Acquisition is not the only option for China in securing the skills of Australian construction firms. The One Belt One Road Initiative, together with ChAFTA presents, opportunities for Australian companies to joint venture with Chinese companies in providing construction services.
At its heart the One Belt One Road Initiative is about connectedness both physically through infrastructure and politically through neighbourhood diplomacy (see Connectedness: The key to unlocking Asia?). Securing and maintaining a social licence in the delivery of infrastructure projects throughout the One Belt One Road will be fundamental to its success.
One dividend of the mining boom not frittered away is the positive reputation of Australian companies in the sector for sensitivity to local conditions, fair dealing and good corporate responsibility.
The delivery of large and small scale energy and resource projects, has equipped Australian construction companies with a myriad of sophisticated approaches to working with complex and competing interests which, in turn, have allowed them to effectively manage reputational risk and to secure a social licence to operate.

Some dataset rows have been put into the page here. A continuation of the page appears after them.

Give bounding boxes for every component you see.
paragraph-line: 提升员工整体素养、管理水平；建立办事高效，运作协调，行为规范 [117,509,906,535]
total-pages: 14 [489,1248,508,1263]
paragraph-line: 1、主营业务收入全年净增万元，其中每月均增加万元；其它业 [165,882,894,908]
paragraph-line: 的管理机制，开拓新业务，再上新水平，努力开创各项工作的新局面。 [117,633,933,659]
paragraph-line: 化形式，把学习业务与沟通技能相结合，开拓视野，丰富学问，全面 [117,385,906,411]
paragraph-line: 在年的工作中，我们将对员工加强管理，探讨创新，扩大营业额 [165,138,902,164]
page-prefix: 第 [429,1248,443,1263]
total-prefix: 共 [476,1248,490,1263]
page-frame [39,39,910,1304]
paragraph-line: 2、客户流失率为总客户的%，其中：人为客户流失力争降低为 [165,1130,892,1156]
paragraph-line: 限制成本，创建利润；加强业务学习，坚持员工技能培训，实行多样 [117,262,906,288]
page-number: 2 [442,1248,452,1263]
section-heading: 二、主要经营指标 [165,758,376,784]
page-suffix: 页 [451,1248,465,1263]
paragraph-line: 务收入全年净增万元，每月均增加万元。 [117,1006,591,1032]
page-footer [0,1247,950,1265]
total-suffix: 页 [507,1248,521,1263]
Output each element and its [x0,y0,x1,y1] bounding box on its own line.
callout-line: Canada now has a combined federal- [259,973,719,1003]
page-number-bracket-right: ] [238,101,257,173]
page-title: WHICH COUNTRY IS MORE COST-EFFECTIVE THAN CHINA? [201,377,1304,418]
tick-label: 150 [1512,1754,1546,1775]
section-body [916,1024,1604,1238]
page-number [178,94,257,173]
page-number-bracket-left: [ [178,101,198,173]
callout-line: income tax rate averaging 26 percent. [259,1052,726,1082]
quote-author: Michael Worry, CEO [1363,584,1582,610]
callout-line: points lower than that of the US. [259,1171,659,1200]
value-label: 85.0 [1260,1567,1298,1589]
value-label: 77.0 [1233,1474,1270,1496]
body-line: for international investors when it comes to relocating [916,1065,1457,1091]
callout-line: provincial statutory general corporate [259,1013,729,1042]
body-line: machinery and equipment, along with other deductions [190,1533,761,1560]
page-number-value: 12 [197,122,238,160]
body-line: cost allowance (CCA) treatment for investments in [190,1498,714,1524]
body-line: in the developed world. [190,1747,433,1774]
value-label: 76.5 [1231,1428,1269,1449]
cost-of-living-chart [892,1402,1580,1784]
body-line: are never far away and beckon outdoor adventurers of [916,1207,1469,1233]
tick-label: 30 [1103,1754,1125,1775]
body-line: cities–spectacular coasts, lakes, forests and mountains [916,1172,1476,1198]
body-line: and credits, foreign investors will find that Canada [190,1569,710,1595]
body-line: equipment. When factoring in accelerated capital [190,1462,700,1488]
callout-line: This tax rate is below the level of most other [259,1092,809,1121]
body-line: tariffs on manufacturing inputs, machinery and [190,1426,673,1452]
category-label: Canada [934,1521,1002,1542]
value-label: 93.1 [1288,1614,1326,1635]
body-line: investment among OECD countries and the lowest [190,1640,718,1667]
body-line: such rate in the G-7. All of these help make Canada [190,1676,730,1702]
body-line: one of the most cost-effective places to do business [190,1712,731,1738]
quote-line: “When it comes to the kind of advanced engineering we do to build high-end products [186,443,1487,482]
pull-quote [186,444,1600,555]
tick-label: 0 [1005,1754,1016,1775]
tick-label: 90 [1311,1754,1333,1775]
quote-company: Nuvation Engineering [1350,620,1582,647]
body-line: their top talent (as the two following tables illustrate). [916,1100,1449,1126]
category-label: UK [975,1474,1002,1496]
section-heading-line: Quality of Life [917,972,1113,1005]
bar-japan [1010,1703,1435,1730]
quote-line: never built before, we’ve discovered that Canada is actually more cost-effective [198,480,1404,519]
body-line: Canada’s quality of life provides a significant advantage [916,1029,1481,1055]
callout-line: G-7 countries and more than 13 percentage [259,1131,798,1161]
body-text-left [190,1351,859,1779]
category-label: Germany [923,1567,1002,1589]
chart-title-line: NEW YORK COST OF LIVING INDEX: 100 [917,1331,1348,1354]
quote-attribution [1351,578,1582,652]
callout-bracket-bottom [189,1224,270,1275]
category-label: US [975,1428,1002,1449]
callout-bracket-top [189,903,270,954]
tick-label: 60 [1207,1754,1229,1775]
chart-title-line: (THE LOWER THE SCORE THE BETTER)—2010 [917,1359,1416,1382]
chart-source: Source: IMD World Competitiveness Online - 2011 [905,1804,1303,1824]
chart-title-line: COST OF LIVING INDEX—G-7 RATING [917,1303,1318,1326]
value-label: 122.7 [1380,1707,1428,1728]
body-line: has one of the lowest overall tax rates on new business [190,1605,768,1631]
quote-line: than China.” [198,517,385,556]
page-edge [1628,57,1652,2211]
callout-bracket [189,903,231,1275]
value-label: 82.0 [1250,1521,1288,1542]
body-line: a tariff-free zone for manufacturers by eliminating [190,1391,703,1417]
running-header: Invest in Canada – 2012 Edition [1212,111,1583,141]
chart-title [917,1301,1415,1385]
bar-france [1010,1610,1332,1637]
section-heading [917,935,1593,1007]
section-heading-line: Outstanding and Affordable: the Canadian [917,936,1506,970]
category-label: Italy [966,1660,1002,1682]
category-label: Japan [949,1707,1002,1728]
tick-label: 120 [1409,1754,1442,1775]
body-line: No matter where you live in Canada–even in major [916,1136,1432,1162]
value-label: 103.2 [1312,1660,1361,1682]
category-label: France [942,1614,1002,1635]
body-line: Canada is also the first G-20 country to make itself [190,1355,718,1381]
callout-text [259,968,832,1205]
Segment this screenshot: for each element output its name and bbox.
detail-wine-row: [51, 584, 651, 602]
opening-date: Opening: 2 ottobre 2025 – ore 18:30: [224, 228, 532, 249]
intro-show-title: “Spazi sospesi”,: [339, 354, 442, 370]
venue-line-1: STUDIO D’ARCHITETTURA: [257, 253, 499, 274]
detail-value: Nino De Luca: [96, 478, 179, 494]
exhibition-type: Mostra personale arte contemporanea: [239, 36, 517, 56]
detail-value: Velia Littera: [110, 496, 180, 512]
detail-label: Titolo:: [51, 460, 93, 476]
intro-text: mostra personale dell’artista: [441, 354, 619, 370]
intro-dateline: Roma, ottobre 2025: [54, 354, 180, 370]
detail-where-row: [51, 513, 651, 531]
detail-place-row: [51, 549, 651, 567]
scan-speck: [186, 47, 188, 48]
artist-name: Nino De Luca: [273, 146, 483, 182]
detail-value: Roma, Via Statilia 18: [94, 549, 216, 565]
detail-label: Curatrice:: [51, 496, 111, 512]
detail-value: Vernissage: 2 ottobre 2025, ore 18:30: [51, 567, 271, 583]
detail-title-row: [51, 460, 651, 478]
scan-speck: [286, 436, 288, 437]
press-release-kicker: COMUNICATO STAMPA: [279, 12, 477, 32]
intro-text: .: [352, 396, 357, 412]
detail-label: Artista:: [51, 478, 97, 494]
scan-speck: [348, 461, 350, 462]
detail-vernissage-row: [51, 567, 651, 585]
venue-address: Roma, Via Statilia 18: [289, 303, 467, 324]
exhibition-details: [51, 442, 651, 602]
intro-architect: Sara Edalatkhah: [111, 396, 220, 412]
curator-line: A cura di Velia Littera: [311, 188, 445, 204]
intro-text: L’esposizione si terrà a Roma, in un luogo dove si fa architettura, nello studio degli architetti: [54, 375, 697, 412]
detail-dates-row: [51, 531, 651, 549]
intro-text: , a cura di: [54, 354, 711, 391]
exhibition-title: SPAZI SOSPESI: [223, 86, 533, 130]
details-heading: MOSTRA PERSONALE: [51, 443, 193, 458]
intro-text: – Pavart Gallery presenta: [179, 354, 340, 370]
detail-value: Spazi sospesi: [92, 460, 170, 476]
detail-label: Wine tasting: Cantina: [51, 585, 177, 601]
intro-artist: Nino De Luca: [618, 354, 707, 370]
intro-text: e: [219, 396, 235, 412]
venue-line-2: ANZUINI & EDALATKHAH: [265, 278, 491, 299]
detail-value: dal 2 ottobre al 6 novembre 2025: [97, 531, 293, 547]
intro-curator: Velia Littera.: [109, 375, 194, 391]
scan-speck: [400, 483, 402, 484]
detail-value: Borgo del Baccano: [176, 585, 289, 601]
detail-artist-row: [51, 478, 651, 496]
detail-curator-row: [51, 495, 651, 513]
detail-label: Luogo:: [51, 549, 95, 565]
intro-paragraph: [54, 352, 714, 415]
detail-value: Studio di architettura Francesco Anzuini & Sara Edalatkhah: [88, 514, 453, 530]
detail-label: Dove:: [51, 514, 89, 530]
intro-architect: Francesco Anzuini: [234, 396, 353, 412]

Chinese companies investing and partnering with Australian construction companies can utilise and leverage their expertise in developing and maintaining a social licence and seek to dispel myths about China’s greater ambitions underlying the One Belt One Road.
While Australia does not fall on the One Belt One Road map, it nonetheless presents Australian construction companies with an opportunity to gain from the spreading of economic development.
Supporting the One Belt One Road initiative, together with our involvement in the G20 Hub and Asia Infrastructure Bank, means Australian construction companies can be participants rather than bystanders in an initiative that is likely to reshape the global economy as the Silk Road did in the 14th century.